Desire byte-addressable NVMe flash and block-addressable SCSI HDD’s. Prefer RAID4, RAID5, RAID6, and RAID10.
Dedicated servers for distributed task scheduling, issuing tasks to the compute nodes. Compute nodes pass data to one another as messages. Have one server to deploy and manage system resources and infrastructure services, partition them into domains, grant access to them by users and groups, and delegate them to particular applications
Could have a separate control network of star, snowflake, clos, or fat-tree topology for task scheduling, while the data network, a structured partial mesh, be for passing data.
Transaction processing, business intelligence, and Big Data analytics
Two-tiers, the upper one being an OLTP or HTAP database for processing of refined, structured data, backed by the lower tier which be a data lake or lakehouse for big data analytics of raw, unstructured and semi-structured data.
Desire a database like LeanXScale, another idea is Greenplum. Hadoop and NoSQL for backing store. Desire dual-model with a key-value engine written in GoLang for transaction processing and relational columnar engine written in either C, C++, Modula-3, or Rust for analytics.
Massively parallel processing (MPP) for data processing, ideally with a coarse-grained reconfigurable array for storage offload. Better yet elastic parallel processing like Snowflake. Desire hybrid transaction and analytical processing (HTAP).
Only an OLTP engine like VoltDB or CockroachDB should be a Docker or Kubernetes container. OLAP should be native and bare-metal.
Rather than Hbase on HDFS, have a Java wide-column store on top of a C/C++ distributed filesystem.
Snowflake schema would be better than star schema.
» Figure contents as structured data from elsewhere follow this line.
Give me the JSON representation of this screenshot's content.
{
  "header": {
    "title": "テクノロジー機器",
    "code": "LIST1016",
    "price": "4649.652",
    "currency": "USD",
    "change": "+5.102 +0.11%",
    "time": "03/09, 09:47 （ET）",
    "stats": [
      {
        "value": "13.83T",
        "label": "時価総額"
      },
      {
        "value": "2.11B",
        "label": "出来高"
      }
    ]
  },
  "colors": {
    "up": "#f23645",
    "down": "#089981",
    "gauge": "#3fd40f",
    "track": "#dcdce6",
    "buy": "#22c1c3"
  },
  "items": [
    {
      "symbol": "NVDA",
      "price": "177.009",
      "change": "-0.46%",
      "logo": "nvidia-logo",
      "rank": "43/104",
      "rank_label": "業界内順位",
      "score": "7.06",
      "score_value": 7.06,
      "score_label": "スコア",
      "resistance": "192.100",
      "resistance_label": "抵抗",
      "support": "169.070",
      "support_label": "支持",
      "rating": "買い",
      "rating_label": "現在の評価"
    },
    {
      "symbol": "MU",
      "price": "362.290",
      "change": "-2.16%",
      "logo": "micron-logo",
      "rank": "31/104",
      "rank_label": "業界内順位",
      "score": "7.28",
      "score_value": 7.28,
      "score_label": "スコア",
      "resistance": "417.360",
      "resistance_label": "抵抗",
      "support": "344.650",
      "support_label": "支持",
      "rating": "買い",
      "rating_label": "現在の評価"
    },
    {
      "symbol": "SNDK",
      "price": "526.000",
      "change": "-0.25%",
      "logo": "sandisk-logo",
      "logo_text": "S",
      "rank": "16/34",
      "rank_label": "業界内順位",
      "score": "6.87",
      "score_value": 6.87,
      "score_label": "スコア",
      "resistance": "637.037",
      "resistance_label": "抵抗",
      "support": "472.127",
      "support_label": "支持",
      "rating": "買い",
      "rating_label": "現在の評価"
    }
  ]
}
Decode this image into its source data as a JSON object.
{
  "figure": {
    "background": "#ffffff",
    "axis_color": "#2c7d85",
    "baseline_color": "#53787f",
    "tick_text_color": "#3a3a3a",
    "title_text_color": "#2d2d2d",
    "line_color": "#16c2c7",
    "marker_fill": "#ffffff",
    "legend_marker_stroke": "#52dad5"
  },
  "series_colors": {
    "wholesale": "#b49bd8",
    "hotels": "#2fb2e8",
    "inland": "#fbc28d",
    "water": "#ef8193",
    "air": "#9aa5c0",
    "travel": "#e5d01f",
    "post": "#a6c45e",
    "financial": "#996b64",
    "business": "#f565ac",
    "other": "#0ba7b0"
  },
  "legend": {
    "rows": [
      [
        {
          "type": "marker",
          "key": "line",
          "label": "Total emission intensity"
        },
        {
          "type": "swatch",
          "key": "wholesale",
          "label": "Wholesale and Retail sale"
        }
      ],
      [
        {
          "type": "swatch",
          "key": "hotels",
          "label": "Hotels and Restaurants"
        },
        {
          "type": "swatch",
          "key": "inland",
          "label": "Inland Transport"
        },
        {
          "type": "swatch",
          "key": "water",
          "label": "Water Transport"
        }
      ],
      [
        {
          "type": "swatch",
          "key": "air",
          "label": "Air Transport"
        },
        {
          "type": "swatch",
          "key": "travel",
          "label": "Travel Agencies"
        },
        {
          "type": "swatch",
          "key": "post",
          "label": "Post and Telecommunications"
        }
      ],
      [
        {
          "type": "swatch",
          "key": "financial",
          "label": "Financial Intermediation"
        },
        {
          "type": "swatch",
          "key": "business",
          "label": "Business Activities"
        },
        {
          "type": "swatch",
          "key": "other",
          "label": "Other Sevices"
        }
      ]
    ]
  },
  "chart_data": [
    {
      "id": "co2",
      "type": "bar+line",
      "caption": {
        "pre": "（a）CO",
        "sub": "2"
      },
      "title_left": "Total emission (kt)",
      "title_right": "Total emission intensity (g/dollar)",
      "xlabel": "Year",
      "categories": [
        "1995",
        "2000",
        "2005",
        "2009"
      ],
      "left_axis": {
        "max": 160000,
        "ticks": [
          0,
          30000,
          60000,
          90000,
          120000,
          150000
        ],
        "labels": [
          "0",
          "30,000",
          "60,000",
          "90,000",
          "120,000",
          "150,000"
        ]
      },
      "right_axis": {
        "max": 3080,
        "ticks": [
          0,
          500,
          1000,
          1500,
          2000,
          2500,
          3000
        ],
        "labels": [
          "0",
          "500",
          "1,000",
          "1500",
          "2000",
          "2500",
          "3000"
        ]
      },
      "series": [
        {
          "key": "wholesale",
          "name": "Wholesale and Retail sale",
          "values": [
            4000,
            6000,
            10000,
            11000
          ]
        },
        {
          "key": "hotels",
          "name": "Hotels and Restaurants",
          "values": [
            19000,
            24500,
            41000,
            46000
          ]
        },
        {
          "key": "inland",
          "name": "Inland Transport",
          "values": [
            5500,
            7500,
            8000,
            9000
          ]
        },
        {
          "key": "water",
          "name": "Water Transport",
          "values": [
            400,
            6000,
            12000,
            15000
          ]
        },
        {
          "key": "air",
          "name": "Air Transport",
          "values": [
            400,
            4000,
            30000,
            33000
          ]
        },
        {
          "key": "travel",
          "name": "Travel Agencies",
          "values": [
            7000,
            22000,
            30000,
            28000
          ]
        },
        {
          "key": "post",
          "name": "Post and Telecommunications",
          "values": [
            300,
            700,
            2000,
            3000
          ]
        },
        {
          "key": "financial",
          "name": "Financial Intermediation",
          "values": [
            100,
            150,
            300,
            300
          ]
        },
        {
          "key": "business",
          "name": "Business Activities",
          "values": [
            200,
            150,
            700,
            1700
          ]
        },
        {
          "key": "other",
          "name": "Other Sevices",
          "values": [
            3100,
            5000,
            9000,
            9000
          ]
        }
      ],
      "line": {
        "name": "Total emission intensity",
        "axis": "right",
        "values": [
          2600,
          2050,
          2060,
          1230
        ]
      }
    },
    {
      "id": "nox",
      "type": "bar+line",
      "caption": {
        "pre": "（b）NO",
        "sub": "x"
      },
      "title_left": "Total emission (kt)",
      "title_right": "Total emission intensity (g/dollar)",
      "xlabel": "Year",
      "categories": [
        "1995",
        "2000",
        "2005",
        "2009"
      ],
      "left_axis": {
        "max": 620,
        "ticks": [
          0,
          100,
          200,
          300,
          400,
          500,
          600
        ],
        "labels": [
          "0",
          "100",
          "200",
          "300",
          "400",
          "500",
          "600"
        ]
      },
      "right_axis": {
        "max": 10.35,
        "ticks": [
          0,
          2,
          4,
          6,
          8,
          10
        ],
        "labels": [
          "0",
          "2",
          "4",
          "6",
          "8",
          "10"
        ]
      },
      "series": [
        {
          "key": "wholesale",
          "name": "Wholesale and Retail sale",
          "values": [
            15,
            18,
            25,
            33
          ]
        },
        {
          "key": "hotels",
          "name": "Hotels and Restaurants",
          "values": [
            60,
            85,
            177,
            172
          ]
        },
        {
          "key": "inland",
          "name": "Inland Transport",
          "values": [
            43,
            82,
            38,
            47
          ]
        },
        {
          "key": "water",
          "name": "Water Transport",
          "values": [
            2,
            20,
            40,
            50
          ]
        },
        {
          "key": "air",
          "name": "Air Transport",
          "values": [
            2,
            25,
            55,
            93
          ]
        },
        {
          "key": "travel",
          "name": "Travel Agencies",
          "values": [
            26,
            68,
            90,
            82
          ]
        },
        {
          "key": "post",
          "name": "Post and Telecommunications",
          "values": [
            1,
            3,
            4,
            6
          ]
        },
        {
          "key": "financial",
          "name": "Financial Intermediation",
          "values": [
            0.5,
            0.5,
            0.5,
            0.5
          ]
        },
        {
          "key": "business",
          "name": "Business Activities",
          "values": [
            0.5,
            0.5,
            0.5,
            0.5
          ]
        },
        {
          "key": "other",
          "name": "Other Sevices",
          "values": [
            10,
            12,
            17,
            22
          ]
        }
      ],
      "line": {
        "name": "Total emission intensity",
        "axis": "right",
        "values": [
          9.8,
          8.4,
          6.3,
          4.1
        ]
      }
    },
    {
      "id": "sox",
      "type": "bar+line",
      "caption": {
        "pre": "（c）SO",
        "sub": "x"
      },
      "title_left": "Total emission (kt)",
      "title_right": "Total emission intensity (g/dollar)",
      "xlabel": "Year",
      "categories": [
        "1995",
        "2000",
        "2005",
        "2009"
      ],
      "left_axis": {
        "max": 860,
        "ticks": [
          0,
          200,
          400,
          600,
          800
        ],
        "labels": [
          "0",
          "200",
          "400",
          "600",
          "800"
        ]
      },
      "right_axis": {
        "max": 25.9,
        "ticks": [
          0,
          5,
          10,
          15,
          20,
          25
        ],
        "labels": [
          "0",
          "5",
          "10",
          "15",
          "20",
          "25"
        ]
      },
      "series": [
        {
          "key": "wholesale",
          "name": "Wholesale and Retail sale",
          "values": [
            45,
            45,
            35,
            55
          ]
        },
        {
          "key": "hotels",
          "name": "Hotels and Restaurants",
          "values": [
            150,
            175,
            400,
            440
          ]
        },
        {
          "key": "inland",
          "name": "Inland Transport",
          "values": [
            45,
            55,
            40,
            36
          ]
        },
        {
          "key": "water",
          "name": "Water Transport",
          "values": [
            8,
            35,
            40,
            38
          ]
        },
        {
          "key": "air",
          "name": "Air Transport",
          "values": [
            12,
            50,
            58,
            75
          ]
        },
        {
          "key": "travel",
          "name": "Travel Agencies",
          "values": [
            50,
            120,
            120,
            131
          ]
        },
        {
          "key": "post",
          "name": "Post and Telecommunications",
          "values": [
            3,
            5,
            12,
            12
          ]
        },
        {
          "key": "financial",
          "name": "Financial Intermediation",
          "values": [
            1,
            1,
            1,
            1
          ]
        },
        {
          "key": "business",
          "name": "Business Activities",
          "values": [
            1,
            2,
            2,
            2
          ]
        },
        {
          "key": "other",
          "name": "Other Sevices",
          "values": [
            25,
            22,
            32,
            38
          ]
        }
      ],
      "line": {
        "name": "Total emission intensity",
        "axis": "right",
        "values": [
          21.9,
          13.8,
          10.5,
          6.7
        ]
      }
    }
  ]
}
Perhaps better yet would be a fact constellation.
Ideals
Interrupt-driven, port-mapped I/O for USB mouse and keyboard. Direct memory access for FireWire cameras and recorders. Printers and scanners may be either programmed or interrupt-driven I/O in which case they be USB, direct memory access in which case they be FireWire, or channel I/O in which case they be SCSI.
Stack machines may have a dedicated return stack in addition to the data stack, and should have top-of-stack and next-on-stack registers, a couple 3-port register banks each with two read ports and one write port, and register-style load/store instructions. Stack machines should have a power of two stacks i.e. two, four, or (less likely) eight.
Only 0- and 1-operand machines should use stacks for expression evaluation. Even general-purpose register machines certainly should use stacks to store return addresses and possibly subroutine parameters and local variables. No general-purpose register machine, load/store or register-memory, should use stacks for expression evaluation.
USB should be port-mapped, especially keyboard and mouse. While flash memory should have memory-mapped read and port-mapped write, HDD storage should be channel I/O.